The seven models have been photographed and included in I Have Seen the Future: Official Guidebook, a collaboration with Cara Marsh Sheffler that expands upon the themes tackled in the models through text and subverted advertisements. Through these items, they emphasize a worldview that hinges on interdependency—a concept all too foreign to the country that gave the world the cowboy, the pioneer, the action hero. 

Peruse the pavilions of the tomorrow that was yesterday, and take a moment to read a word form its (many) sponsors. Through these objects, we invite you to behold the future we were told to hope for.”

 —Johannah Herr & Cara Marsh Sheffler

Official Guidebook: I Have Seen the Future, 2022, 7.5in x 5in, 100+ page perfect bound book, open edition, $25 each

Click Images to buy the Guide!

Yesterday, there was a great, big, beautiful tomorrow.  

Twenty-five years apart, in the very heart of the American Century, two World’s Fairs were held in Flushing Meadows, Queens. On the precipice of World War and at the height of the Cold War, the world descended upon New York City, to see what the future might hold.  

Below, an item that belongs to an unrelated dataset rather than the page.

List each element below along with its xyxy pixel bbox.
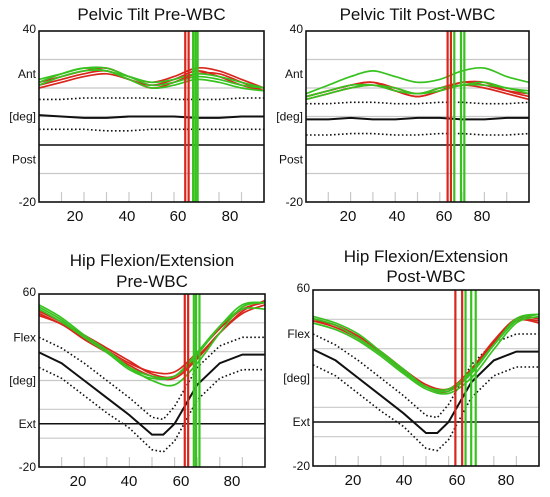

The Fair contained multitudes: everything from underwater hotels and lasers in the jungle to Billy Graham and dinosaurs. But, most importantly, it contained a vision of tomorrow. In this guide, we revisit the intentions of those dreams. To do so, we take you back to the Fair—but to a version more in tune with the 21st century to which we have awoken. 

This guide is an accompaniment to artist Johannah Herr’s body of work, “I Have Seen the Future,” featuring architectural models of various utopias that ask just who was modeling our future, and why? Herr’s architectural models—depicted within these pages in ravishing hues—are accompanied by descriptions of pavilions at this re-imagined Fair by writer Cara Marsh Sheffler. Crucially, the pages are also adorned with words from our legion of sponsors. After all, the future was always brought to you by Exxon Mobil, General Motors, US Steel, Lockheed Martin, Dow Chemical—and so many more!

In this guide, we invite you to consider the legacy of so many thoughts about tomorrow—and how they led us to today. Behold the future we were told to hope for!